これより更に東のバハラ方面を経由していくのだけど、この日はもういいやと思いどっかで野営する前に何かを買って涼もうと途中のコンビニ(的な)に寄る。

ちょっと店内ですずんでいいですか?

と聞くと、野菜倉庫みたいなところに通してくれた。

ここのほうがもっと涼しいぞ。

とのこと。

体を内側から冷やしまくろうと、水をガブ飲みして 汗だらだらでアイスをかじるアジア人のおっさんを見て、なにか異様な雰囲気を察したのか察しないのかは知らんけど、地元のオマーン人が声をかけてくる。

この時期バイクは暑いよね。
もしよければ、今晩はうちに泊まってもいいよ。

まじか、なんだこの出木杉君な展開は。
こういう時、その人を信用していいかの判別は難しい。
けどこの時は彼を信用した(またかよ)。

彼の名は Fallah
なんと管理人の12歳も年下だった。

Fallah の車の案内でついていくと、

あらなんて素敵なお家 とかいって、
実際に Fallah の家はこの右側にあって、こちらは客室的な場所のようだった。

アラビックコーヒーとデーツ、

レモンジュース、

フルーツ、あんど フルーツ、

出てくるわ出てくるわ おもてなしの数々。
OMOTENASHI は日本の専売特許なんて言ってらんねーぞ。

Fallah の弟1号と弟2号。

大量のフルーツを置いて、

じゃ おれらお祈り行ってくるから

といなくなってしまった Fallah たち。

まぁ出されたもんはありがたくいただこうと、遠慮なく食わせてもらう。
これは日本ではあまりみかけないけど、レモンの仲間らしい。
正直いって、味がほとんどないカサカサのグレープフルーツ って感じだったけど、

他のは全部おいしかった。Fallah のお父さんは農家を営んでいて、家の裏の農園でデーツや数々のフルーツが採れるんだと。

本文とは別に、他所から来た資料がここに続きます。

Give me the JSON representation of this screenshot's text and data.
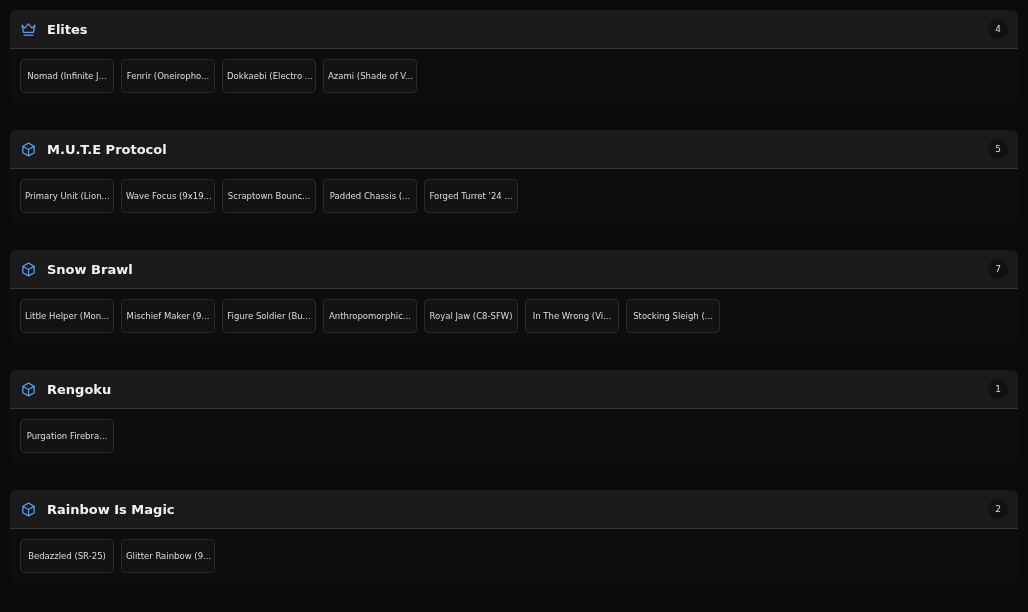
{
  "groups": [
    {
      "title": "Elites",
      "kind": "crown",
      "count": "4",
      "items": [
        "Nomad (Infinite J...",
        "Fenrir (Oneiropho...",
        "Dokkaebi (Electro ...",
        "Azami (Shade of V..."
      ]
    },
    {
      "title": "M.U.T.E Protocol",
      "kind": "cube",
      "count": "5",
      "items": [
        "Primary Unit (Lion...",
        "Wave Focus (9x19...",
        "Scraptown Bounc...",
        "Padded Chassis (...",
        "Forged Turret '24 ..."
      ]
    },
    {
      "title": "Snow Brawl",
      "kind": "cube",
      "count": "7",
      "items": [
        "Little Helper (Mon...",
        "Mischief Maker (9...",
        "Figure Soldier (Bu...",
        "Anthropomorphic...",
        "Royal Jaw (C8-SFW)",
        "In The Wrong (Vi...",
        "Stocking Sleigh (..."
      ]
    },
    {
      "title": "Rengoku",
      "kind": "cube",
      "count": "1",
      "items": [
        "Purgation Firebra..."
      ]
    },
    {
      "title": "Rainbow Is Magic",
      "kind": "cube",
      "count": "2",
      "items": [
        "Bedazzled (SR-25)",
        "Glitter Rainbow (9..."
      ]
    }
  ]
}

これは サウジアラビア産のデーツらしい。Fallah 家で採れたデーツと味の違いを感じてみてくれ と言われたが、全然味の違いは分からなかった。

最終的に夕飯まで出てきて、弟3号とFallah と3人で食べた。

図らずも、満腹と安眠スペースを確保できた夜なのであった。

Route

約170km.

おまけ

やっぱり空気入れは電動を圧倒的におすすめしたい。
それなりに品質のいいものにしておけば壊れる心配もあまりないし、なにより 手動でやるなんて実際まったく現実的ではない。